Monday, March 16, 2009

Vampires staking a bloody claim on audiences' hearts


..... Ball's previous show was the acclaimed Six Feet Under, about a family of morticians, and the show is based on a series by murder-mystery novelist Charlaine Harris.

True Blood vampire Bill Compton maintains there's nothing demonic about vampires, who, he says, "can stand before a cross, or a Bible, or in a church, just as readily as any other creature of God".

He just wants to rejoin human society.

He drinks synthetic O-negative, romances a human girl and defends himself against vampires who disagree with his desire to mainstream.
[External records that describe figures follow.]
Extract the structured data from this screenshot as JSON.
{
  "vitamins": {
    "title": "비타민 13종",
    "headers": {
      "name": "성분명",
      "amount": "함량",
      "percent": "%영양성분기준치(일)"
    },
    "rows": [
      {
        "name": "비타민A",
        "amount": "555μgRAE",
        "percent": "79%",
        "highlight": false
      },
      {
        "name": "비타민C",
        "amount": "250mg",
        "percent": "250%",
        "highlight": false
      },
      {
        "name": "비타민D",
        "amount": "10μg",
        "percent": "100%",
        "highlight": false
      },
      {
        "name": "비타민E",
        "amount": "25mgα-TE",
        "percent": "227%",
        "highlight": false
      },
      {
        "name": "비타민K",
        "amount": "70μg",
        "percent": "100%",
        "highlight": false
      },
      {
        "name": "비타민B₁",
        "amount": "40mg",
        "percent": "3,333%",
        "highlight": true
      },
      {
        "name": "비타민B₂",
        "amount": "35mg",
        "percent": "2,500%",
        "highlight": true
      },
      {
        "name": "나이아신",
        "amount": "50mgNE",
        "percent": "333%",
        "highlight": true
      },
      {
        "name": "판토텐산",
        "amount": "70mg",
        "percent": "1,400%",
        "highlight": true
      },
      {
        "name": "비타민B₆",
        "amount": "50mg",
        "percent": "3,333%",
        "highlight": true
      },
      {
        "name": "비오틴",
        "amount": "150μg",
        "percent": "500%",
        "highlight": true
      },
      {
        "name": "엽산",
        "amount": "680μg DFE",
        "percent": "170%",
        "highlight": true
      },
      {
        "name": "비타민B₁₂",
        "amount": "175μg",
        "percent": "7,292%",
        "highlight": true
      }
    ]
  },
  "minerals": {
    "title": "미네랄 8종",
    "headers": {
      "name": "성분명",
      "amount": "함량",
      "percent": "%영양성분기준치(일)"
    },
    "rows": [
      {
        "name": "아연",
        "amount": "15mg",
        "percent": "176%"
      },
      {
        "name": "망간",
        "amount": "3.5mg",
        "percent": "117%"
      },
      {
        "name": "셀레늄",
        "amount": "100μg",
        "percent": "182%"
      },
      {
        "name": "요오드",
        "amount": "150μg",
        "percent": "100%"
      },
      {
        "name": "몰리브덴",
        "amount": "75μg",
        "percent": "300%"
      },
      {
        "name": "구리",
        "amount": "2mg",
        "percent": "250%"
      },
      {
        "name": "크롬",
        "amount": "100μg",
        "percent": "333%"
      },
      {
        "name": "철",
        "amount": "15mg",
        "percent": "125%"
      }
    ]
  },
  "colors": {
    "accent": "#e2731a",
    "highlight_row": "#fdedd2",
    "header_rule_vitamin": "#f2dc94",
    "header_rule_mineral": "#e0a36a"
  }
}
The show satirises the debate between mainstream and isolationist vampires as standard identity politics, with a vampire lobby group (the American Vampire League) facing off against a bigoted anti-vampire TV preacher whose wife looks like Tammy Faye Bakker.

The townspeople aren't too sure what to make of the undead in their midst either, particularly when the immortals start catching the eyes of attractive women.

As one character grumbles: "You know what I really wish would come to Marthaville? Buffy or Blade."

It's said wistfully.

Vampires are out of the coffin, and they're not going back in.

No matter how mundane their politics or morals, vampires will always be cool, because sex and death never go out of style.

More and more, vampires are not hard to sympathise with: They eternally have to choose between loving us and feeding on us.

Given that rapacious dilemma, Hollywood can't help but to keep feeding us the morally ambiguous vampire.